The results will be saved in the directory results/{baseline}/.

RQ3: Effects of Techniques in Each Stages

For the ablation study of the SMT-based localization, we compares the performance of HornBro with a local search method. The local search method can be run using the following command:

python evaluation/localsearch.py --datasetdir dataset

The results will be saved in the directory results/localsearch/.
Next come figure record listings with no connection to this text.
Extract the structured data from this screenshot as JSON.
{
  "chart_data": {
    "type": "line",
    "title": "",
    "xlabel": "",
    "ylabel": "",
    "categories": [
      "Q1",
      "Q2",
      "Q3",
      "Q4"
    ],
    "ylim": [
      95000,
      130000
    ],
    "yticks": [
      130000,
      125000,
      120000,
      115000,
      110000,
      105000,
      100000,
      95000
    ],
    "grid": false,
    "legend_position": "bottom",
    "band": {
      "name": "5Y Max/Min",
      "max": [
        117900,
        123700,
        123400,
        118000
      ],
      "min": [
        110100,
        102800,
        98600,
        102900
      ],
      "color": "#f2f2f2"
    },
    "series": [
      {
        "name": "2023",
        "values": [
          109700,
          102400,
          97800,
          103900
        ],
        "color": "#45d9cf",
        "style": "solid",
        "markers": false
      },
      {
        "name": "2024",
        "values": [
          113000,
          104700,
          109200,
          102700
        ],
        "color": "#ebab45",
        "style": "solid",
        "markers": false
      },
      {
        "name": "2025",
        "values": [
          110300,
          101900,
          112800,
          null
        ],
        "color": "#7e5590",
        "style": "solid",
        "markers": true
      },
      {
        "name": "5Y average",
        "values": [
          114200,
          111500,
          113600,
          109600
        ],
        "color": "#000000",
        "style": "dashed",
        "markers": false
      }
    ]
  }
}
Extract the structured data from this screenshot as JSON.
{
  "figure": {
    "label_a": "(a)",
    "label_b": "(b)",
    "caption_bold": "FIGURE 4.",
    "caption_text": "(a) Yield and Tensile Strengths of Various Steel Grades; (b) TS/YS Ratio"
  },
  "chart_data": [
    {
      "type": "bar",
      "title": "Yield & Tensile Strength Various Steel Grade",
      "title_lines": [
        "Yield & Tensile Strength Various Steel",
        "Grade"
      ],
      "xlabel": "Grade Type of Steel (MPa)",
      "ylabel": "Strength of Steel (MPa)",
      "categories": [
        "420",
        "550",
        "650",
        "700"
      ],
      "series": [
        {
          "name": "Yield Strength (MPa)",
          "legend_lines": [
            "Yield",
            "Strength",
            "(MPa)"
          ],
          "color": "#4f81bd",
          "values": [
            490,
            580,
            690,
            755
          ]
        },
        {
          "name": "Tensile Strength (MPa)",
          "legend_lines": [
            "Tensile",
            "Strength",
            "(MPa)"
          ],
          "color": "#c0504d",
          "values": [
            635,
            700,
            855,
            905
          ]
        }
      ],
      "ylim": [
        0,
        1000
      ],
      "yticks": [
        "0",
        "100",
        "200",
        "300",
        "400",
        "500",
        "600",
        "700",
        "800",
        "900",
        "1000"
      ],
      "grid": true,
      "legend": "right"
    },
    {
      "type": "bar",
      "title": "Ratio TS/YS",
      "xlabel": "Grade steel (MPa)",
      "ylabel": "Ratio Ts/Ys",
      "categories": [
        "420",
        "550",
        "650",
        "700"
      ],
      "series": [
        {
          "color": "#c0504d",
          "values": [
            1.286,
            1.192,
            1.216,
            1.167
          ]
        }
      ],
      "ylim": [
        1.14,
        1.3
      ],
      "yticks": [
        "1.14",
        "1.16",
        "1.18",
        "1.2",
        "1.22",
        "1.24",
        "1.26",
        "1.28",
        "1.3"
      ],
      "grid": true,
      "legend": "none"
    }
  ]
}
RQ4: Effects of Configurable Hyper-parameters

To evaluate the effects of configurable hyper-parameters, we use the following command:

hornbrorapair --datasetdir dataset --n_samples 20 --max_epochs 1000 --n_layers 3 --lr 0.1 --batch_size 100

the parameters discriptions can be found by running

hornbrorapair -h

which includes:

• --datasetdir: the directory of the dataset.
• --n_samples: the number of samples to use for the SMT model.
• --max_epochs: the maximum number of epochs to train the gradient repair model.
• --n_layers: the number of anxiliary layers in the SMT model.
• --lr: the learning rate of the gradient repair model.
• --batch_size: the batch size of the gradient repair model.

The results will be saved in the directory results/hornbro_samples_{n_samples}_layers_{n_layers}_lr_{lr}_max_epochs_{max_epochs}_batch_size_{batch_size}/.